Open swadey opened this issue 10 years ago • 5 comments

I get this error when calling kmeans on a sparse matrix:

julia> kmeans(x', 50)                                                                                                                                                         
ERROR: no method kmeans(SparseMatrixCSC{Float32,Int32}, Int64) 

Could this be due to the StoredArray change in julia?

swadey avatar Mar 02 '14 18:03 swadey

BTW, I'm on julia HEAD: JuliaLang/julia@244cffc7d99b74fa2b7aab9efed812aeba7e4b38

swadey avatar Mar 02 '14 18:03 swadey

The algorithm itself is only for dense matrices.

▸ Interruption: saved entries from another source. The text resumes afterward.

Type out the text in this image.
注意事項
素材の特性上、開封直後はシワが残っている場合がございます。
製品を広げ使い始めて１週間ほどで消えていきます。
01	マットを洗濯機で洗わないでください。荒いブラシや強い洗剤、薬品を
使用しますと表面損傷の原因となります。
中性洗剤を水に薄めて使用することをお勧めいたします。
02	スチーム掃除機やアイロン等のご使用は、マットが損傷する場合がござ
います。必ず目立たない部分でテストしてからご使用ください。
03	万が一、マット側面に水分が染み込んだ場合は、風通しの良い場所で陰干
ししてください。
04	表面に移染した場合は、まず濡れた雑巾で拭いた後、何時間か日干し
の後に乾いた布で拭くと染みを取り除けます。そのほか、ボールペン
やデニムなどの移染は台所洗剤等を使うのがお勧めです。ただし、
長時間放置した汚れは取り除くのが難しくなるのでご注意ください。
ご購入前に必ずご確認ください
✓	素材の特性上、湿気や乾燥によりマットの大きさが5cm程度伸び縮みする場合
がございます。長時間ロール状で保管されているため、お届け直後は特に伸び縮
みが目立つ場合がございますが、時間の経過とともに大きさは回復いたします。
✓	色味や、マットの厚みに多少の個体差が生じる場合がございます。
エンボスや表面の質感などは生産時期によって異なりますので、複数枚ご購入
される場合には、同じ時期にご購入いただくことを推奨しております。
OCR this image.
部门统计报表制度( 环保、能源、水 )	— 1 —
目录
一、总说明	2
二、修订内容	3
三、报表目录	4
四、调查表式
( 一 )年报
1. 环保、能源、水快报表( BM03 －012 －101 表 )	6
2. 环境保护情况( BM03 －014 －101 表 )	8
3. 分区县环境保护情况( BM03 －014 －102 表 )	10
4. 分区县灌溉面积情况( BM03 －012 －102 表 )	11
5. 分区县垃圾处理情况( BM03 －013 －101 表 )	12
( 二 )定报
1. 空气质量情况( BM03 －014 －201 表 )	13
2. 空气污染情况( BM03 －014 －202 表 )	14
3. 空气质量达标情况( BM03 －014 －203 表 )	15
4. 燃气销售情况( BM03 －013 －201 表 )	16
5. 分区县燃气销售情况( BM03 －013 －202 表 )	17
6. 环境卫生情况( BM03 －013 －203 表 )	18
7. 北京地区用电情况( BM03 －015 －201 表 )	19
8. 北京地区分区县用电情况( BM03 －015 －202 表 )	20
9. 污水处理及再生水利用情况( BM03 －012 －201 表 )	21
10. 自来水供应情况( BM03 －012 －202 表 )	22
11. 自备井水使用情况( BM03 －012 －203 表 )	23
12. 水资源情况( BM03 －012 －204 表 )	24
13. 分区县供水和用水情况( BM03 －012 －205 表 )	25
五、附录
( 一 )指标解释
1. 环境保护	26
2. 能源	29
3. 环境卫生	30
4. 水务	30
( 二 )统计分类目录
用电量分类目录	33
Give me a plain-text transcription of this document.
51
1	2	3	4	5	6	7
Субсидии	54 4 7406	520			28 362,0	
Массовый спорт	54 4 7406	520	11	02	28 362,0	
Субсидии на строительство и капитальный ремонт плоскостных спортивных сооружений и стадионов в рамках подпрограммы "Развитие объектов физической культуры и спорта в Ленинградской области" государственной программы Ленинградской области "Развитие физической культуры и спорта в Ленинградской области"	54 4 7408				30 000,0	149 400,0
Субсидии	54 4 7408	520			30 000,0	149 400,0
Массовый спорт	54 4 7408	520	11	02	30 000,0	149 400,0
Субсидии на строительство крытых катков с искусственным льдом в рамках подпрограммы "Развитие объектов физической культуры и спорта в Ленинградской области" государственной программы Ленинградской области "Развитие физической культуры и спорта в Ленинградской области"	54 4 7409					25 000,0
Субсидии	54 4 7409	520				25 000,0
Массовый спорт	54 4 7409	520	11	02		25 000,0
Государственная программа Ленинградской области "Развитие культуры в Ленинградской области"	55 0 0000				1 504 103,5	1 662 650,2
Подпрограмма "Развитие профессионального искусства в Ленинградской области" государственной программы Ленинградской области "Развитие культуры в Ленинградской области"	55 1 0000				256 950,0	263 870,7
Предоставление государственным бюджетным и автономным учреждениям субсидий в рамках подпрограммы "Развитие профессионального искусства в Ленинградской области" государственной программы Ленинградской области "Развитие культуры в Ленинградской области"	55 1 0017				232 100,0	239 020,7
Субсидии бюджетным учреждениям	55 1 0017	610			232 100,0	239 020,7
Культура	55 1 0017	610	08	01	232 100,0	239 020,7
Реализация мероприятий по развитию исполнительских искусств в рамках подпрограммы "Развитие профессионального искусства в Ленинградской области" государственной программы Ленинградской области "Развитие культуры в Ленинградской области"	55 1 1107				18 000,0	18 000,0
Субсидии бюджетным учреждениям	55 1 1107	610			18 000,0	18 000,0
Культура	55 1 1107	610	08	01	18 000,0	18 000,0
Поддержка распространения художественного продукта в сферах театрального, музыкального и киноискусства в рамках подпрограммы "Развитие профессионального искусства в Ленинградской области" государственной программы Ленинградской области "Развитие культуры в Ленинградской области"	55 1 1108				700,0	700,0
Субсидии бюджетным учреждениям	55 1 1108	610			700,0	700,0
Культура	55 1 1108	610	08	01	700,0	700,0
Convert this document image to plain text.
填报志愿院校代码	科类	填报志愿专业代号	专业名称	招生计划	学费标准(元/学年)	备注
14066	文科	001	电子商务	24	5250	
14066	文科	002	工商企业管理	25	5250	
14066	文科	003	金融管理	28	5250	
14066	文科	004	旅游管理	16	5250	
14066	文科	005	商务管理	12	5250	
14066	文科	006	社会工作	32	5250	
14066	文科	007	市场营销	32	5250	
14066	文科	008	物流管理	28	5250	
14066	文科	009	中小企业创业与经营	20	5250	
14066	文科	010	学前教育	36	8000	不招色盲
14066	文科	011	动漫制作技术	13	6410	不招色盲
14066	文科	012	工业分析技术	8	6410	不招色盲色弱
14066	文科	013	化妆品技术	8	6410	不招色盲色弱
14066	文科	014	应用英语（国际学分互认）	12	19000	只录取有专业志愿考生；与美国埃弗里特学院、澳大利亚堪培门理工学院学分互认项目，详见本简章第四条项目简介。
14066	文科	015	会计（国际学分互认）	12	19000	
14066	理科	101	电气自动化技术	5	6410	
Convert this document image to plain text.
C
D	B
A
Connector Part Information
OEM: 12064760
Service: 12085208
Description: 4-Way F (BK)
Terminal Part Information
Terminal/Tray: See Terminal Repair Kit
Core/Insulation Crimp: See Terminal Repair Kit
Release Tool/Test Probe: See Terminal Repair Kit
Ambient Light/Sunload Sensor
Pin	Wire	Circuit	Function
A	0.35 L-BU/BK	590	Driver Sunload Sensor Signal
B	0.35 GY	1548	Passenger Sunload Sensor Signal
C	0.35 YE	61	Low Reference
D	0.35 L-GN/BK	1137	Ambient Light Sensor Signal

We may add a k-means algorithms for sparse matrices something in future. However, this is not very high in our priority list. A pull request may make this happen faster.

lindahua avatar Mar 02 '14 18:03 lindahua

@lindahua is there an actual dependency on dense vectors or just that it produces dense centroids? I don't know what the implementation is doing, but if it's doing some kind of kd-tree/ball-tree for a nearest neighbor approximation, that would make sense.

swadey avatar Mar 02 '14 19:03 swadey

The algorithm scans each element in a dense pattern when computing the mean & computing distances. The pairwise distance computing function only accepts dense matrices, as it relies on BLAS's gemm to compute distances in a very fast way.

lindahua avatar Mar 02 '14 21:03 lindahua

It does not use kd-tree in any way, it just relies on BLAS to compute pairwise Euclidean distances.

lindahua avatar Mar 02 '14 21:03 lindahua